Simsiyah gözleri, kirli sakalı, dağılmış saçları...

İlk kez babasını izledi kız çocuğu. Babası ona bağırırken, o sadece izledi. Sonra biraz daha yaklaştırdı kendine acımasızca bağıran babası. O an babasının kokusunu hissetti.

Seneler sonra ilk kez babasının kokusunu hissetti.

İlk kez babası onun saçlarına dokundu.

Belki severcesine değildi ama bu bile kız çocuğu için yetmişti.

"Sana bu odadan çıkılmayacak denilmedi mi?!

Biraz daha çekti kendine. Canı daha fazla yandı. Dişlerini sıktı acısı geçsin diye. Sonra bir cesaretle, sessizce fısıldadı.

"Acıtıyoy...Saçım acıddı."

Babası umursamadı. "Acısın! Belki acırda anlarsın demek istediklerimi." Kız çocuğunun gözlerinden bir kaç damla dökülürken, yanaklarından çenesine doğru süzüldü. Yutkundu çaresizce.

"Biy daha omaz babam. Yapmam. Özüy dileyim. Hem sadece izyedim. Bir şeycik yapmadım. Şeşimi de çıkaymadım." dedi titreyen sesi ve çenesiyle. Öyle bir titriyordu ki, artık acı geçsin diye yutkunamıyordu bile.

"Bir daha olmayacak zaten. Olmamasını anlaman için bir daha anlatacağım sana. Hem de göstermeli bir şekilde."

Kız çocuğunu ittirerek, yere düşmesine neden oldu. Tam elini kaldırıp vuracakken, elini yumruk yaparak, "Sesini dahi duymayayım. Ağladığını, nefes alışını bile duymak istemiyorum. Anladın mı beni!" diyerek sessizce bağırdı. Kız çocuğu baş sallarken, geri odadan ayrıldı. Kapıyı kapamasıyla beraber yanan tüm mumlar söndü. Tıpkı sönmeye yüz tutmuş umutlar ve muma dönmüş kalpler gibi.

O kız çocuğunun kalbi artık mum gibiydi. Çünkü tüm umudu, heyecanı, sevgisi hep bir şekilde erimenin bir yolunu buluyordu.

İçini çeke çeke ağlamasını durdurmaya çalışan kız çocuğu, sırtını duvara, dizlerini de karnına yaslayarak gözyaşlarını minik, tombul ellerinin tersiyle sildi. "Aylama Aysu. Omaz. Aylama." Dizleri ve avuç içleri sızlıyordu. "Acıdı ama." Geçmesi için üflemeye başladı. "Füüüü." Geçmedi. Hiç geçmeyecek gibi sızlamaya devam etti.

Tıpkı kalbi gibi.

𓆩*𓆪

En karanlık gecede bile umuda tutunan kız çocuğunu, seneler sonra sadece tekrardan yaşanan travmalar yakabilirdi.
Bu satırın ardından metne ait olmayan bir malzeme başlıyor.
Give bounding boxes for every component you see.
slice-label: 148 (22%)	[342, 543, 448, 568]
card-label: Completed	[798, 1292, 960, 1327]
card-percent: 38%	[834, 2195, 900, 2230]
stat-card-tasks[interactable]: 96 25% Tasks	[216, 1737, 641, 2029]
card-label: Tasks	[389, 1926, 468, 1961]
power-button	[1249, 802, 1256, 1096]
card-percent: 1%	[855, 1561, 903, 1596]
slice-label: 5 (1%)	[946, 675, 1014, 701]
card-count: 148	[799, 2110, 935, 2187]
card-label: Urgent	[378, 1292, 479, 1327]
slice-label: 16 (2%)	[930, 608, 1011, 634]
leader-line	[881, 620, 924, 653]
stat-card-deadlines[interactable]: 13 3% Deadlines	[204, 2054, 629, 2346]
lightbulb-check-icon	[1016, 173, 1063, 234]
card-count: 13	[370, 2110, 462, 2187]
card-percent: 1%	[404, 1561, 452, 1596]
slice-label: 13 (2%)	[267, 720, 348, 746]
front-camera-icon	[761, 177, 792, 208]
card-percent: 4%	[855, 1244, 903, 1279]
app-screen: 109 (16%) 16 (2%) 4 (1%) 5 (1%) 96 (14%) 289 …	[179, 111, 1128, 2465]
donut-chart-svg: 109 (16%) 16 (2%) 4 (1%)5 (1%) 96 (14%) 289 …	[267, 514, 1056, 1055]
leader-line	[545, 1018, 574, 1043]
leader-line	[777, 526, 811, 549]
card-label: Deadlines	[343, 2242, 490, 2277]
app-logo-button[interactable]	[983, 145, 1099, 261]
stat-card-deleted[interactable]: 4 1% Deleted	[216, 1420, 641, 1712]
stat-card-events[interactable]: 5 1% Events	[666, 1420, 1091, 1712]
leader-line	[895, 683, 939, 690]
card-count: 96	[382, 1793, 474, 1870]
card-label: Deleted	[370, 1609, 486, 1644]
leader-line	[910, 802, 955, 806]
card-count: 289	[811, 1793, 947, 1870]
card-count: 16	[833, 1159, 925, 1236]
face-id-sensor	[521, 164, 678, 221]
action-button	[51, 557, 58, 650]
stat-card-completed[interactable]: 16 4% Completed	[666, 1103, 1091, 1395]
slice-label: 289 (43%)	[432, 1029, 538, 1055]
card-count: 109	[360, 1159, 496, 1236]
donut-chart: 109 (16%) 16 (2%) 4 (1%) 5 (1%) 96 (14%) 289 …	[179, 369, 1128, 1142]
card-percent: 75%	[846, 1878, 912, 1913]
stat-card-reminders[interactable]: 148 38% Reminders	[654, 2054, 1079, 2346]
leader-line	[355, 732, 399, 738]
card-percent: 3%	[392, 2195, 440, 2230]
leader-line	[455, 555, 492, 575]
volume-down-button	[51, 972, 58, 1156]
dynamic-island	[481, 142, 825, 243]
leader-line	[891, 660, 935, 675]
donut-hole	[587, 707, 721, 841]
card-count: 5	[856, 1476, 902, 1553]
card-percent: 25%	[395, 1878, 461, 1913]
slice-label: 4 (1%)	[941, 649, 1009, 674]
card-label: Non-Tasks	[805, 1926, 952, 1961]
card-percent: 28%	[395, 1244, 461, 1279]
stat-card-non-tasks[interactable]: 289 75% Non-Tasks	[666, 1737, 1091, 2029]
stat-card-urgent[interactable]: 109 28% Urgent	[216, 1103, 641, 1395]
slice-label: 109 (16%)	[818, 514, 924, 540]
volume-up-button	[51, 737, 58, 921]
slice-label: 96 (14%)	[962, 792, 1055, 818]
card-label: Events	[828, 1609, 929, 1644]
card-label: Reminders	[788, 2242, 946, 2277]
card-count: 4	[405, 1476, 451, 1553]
Ben en karanlık gecede, canımın acısını, sırf babamın kokusunu, dokunuşunu hissettim diye unutan bir çocuktum. Oysa babamın dokunuşu merhamet değil acı veriyordu. Babamın kokusu huzur değil korku veriyordu. Sırf nefret ediyor diye saçlarımı çekerken, ona dokunmayayım diye ellerimi geriye yaslamış, ona dokunmamıştım.
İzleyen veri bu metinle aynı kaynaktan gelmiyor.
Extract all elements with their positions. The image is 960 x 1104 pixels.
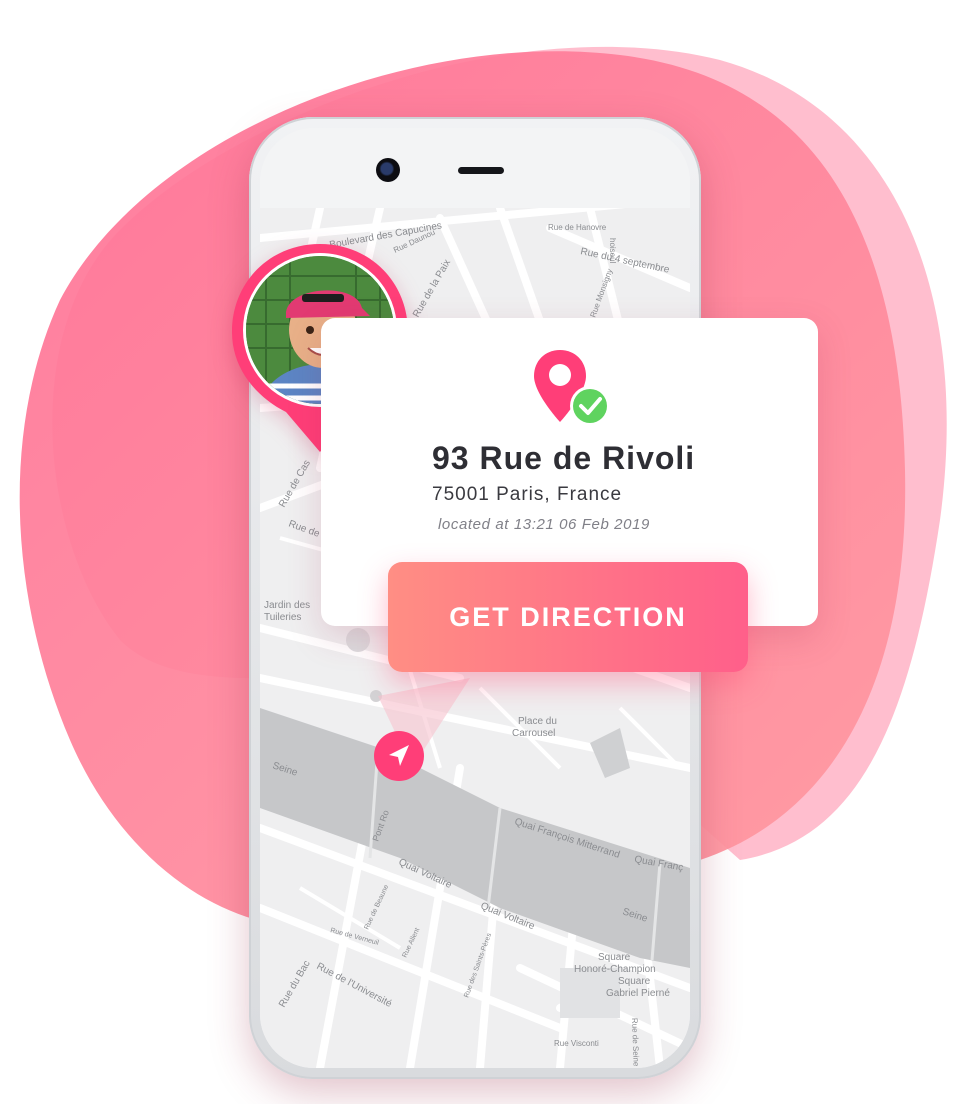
camera-icon (376, 158, 400, 182)
map-label-rue-visconti: Rue Visconti (554, 1039, 599, 1048)
location-city: 75001 Paris, France (432, 484, 623, 505)
map-label-choiseul: hoiseul (608, 238, 617, 264)
map-label-rue-hanovre: Rue de Hanovre (548, 223, 607, 232)
phone-top-bar (260, 128, 690, 208)
location-timestamp: located at 13:21 06 Feb 2019 (438, 516, 650, 533)
get-direction-button[interactable]: GET DIRECTION (388, 562, 748, 672)
map-label-place-carrousel: Place du Carrousel (512, 716, 557, 739)
map-label-rue-seine: Rue de Seine (630, 1018, 641, 1067)
speaker-icon (458, 167, 504, 174)
location-address: 93 Rue de Rivoli (432, 440, 696, 476)
location-pin-check-icon (534, 350, 610, 426)
navigation-arrow-icon[interactable] (373, 730, 425, 782)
Pekâlâ ben, benden nefret ettiği için onu uzaktan seviyorken, onun sınırlarını aşmazken, ona çocuk halimle saygı duyarken, neden saygı görmedim? Yada sevilemedim?

Cevabı belliydi aslında. Baba-Taşkın beyin bana vicdanı yoktu. Rabbim ona vicdan vermişti lakin Taşkın bey o vicdanını benim için asla hissetmemişti.
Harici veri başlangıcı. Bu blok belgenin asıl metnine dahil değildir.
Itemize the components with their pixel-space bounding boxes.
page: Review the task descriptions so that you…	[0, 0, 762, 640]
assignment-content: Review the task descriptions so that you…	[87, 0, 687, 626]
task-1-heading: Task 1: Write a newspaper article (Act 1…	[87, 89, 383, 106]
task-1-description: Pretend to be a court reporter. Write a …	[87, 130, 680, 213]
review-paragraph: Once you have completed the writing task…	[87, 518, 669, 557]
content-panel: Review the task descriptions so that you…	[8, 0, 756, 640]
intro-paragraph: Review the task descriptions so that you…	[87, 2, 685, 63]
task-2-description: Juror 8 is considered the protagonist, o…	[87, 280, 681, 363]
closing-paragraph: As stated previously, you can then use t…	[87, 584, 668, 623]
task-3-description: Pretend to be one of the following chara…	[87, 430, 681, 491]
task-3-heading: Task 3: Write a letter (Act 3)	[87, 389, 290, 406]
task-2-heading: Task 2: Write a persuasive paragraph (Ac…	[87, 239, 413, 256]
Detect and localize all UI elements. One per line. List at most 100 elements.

Oturduğum koltukta daha çok küçülürken, kulaklarıma kahkaha sesi doluyordu. Bu kez kulaklarıma dolan kahkaha sesi can yakıcı değildi. Aksine huzur veriyordu. Turan ve İnci'min sesi mutfaktan, namaz odasına kadar geliyor, gülümsememe neden oluyordu.

"Babacığım, neden tüm çikolatayı yüzüne bulaştırdın? Annen bu halini görse delirir."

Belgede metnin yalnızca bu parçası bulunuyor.